Thursday, October 23, 2014

Tipping the Scales

For the last few weeks, I have been talking with my students about their reasons for making music.  Why do we do it?  Today is Diwali, a festival that celebrates the victory of light over darkness. With all that is going on in the world these days, I feel more and more that I do it because making music is a meaningful response to the wave of negative and destructive energy with which we are confronted on a daily basis.  Music creates order out of chaos, meaning out of emptiness, reveals the beauty of humanity in opposition to the base and the crude.  In contrast to the hard, smooth edges of technology and the cold, algorithmic calculations of the machines that we invent and invite to govern more and more of our lives, music is organic and welcoming. Even the wildest, noisiest, most rambunctious music is beautiful to me and has an accessibility and a fleshy vulnerability that we need somehow.

Today, violence and hatred was visited on the sleepy capital of our country. It was a shock to most of us. This is of course a very small taste of the kind of pain and suffering people in other lands must face on a daily basis. We watch images of it on television on the nightly news, but it is always far away.  When such evil surfaces in our society, in any of its myriad forms, what can we do?  Heightened security measures won't prevent it, more guns won't help, political rhetoric of any kind will aggravate it.
When others wage war, musicians can wage peace.

I got to play a lovely concert tonight with some fine musicians from the Hindustani and Carnatic music traditions.

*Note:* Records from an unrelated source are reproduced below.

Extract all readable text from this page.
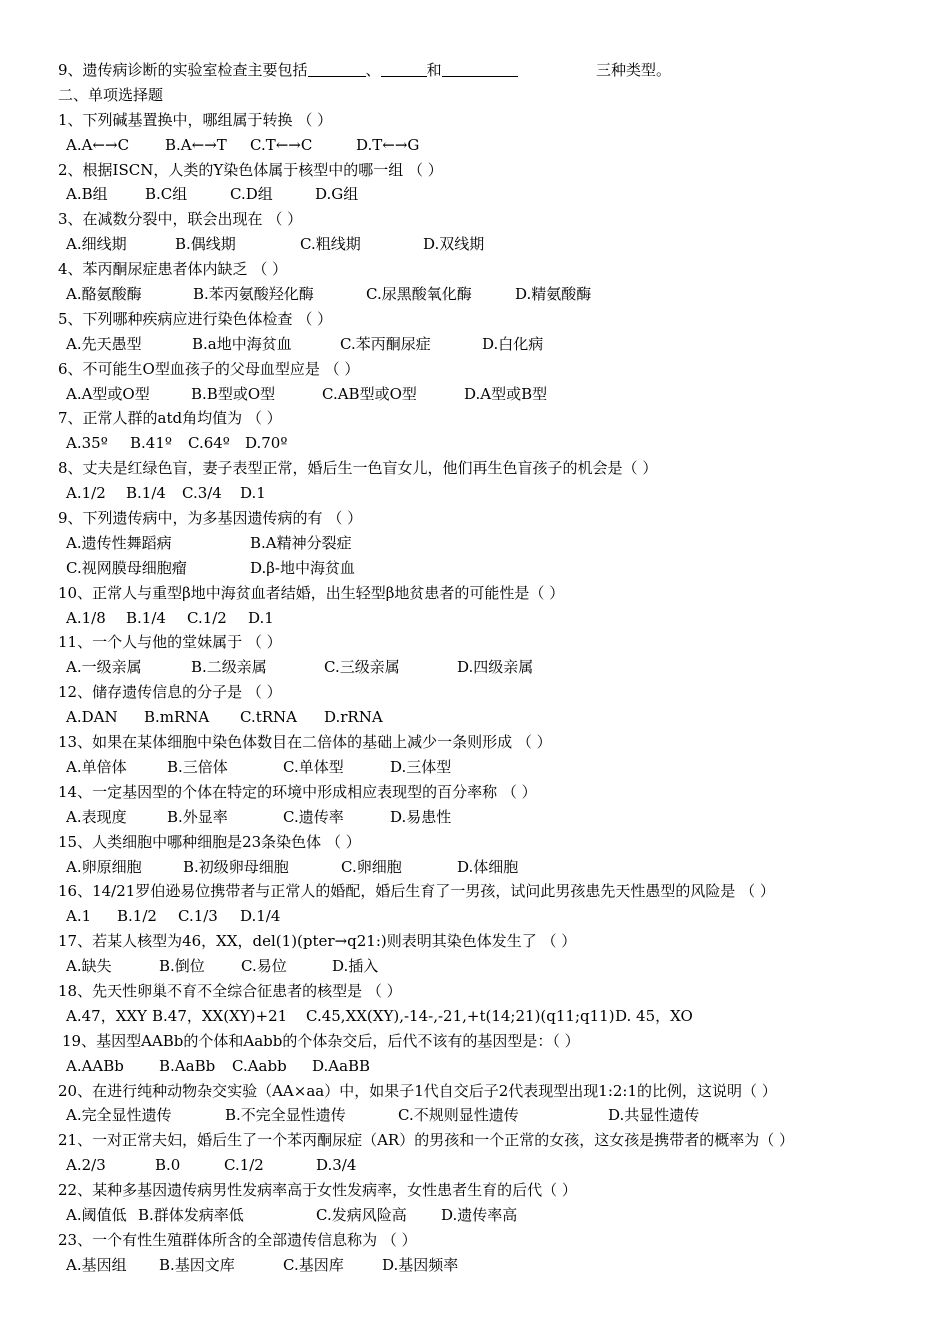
9、遗传病诊断的实验室检查主要包括	、	和	三种类型。
二、单项选择题
1、下列碱基置换中，哪组属于转换 （ ）
A.A←→C B.A←→T C.T←→C	D.T←→G
2、根据ISCN，人类的Y染色体属于核型中的哪一组 （ ）
A.B组 B.C组	C.D组	D.G组
3、在减数分裂中，联会出现在 （ ）
A.细线期	B.偶线期	C.粗线期	D.双线期
4、苯丙酮尿症患者体内缺乏 （ ）
A.酪氨酸酶	B.苯丙氨酸羟化酶	C.尿黑酸氧化酶	D.精氨酸酶
5、下列哪种疾病应进行染色体检查 （ ）
A.先天愚型	B.a地中海贫血	C.苯丙酮尿症	D.白化病
6、不可能生O型血孩子的父母血型应是 （ ）
A.A型或O型	B.B型或O型	C.AB型或O型	D.A型或B型
7、正常人群的atd角均值为 （ ）
A.35º B.41º C.64º D.70º
8、丈夫是红绿色盲，妻子表型正常，婚后生一色盲女儿，他们再生色盲孩子的机会是（ ）
A.1/2 B.1/4 C.3/4 D.1
9、下列遗传病中，为多基因遗传病的有 （ ）
A.遗传性舞蹈病	B.A精神分裂症
C.视网膜母细胞瘤	D.β-地中海贫血
10、正常人与重型β地中海贫血者结婚，出生轻型β地贫患者的可能性是（ ）
A.1/8 B.1/4 C.1/2 D.1
11、一个人与他的堂妹属于 （ ）
A.一级亲属	B.二级亲属	C.三级亲属	D.四级亲属
12、储存遗传信息的分子是 （ ）
A.DAN B.mRNA C.tRNA D.rRNA
13、如果在某体细胞中染色体数目在二倍体的基础上减少一条则形成 （ ）
A.单倍体	B.三倍体	C.单体型	D.三体型
14、一定基因型的个体在特定的环境中形成相应表现型的百分率称 （ ）
A.表现度	B.外显率	C.遗传率	D.易患性
15、人类细胞中哪种细胞是23条染色体 （ ）
A.卵原细胞	B.初级卵母细胞	C.卵细胞	D.体细胞
16、14/21罗伯逊易位携带者与正常人的婚配，婚后生育了一男孩，试问此男孩患先天性愚型的风险是 （ ）
A.1 B.1/2 C.1/3 D.1/4
17、若某人核型为46，XX，del(1)(pter→q21:)则表明其染色体发生了 （ ）
A.缺失	B.倒位 C.易位	D.插入
18、先天性卵巢不育不全综合征患者的核型是 （ ）
A.47，XXY B.47，XX(XY)+21 C.45,XX(XY),-14-,-21,+t(14;21)(q11;q11) D. 45，XO
19、基因型AABb的个体和Aabb的个体杂交后，后代不该有的基因型是：（ ）
A.AABb B.AaBb C.Aabb D.AaBB
20、在进行纯种动物杂交实验（AA×aa）中，如果子1代自交后子2代表现型出现1:2:1的比例，这说明（ ）
A.完全显性遗传	B.不完全显性遗传	C.不规则显性遗传	D.共显性遗传
21、一对正常夫妇，婚后生了一个苯丙酮尿症（AR）的男孩和一个正常的女孩，这女孩是携带者的概率为（ ）
A.2/3	B.0	C.1/2	D.3/4
22、某种多基因遗传病男性发病率高于女性发病率，女性患者生育的后代（ ）
A.阈值低 B.群体发病率低	C.发病风险高 D.遗传率高
23、一个有性生殖群体所含的全部遗传信息称为 （ ）
A.基因组 B.基因文库	C.基因库	D.基因频率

The sound of the tanpura drone gently filled the room, melodies unfolded, ideas and rhythms were traded back and forth.  The audience was sitting very close, listening very hard, completely focused on the music. Outside, the rain was pouring down with a vengeance, there were traffic and city noises, a drug deal was probably going down at the 7-11 across the street.  But music made the outside world disappear for a time.  People smiled, hugged, drank tea and ate cookies, laughed and chatted with each other at the intermission. Even the ear infection that has been bothering me for 2 days completely stopped. I think it was Vidyasagar's incredible singing of raga Pantuvarali that did it.

 I know that while we were playing our concert, in many places in the world people were and are at war, suffering from cold, hunger, disease, and fear.  But I also know that in many other places in the world, people were playing music, painting, dancing, speaking poetry, writing books, acting plays, telling stories. Darkness and destruction will continue to be realities, but we don't have to despair or succumb. We can choose to exercise our true birthright as human beings to create beauty, order, light, and meaning and to share these things with each other. These acts of creation and sharing are acts of love. When we choose to do engage with acts of creation, as artists or audience members, we are in that moment tipping the scales ever so slightly in favour of the good and the just, the pure and the beautiful.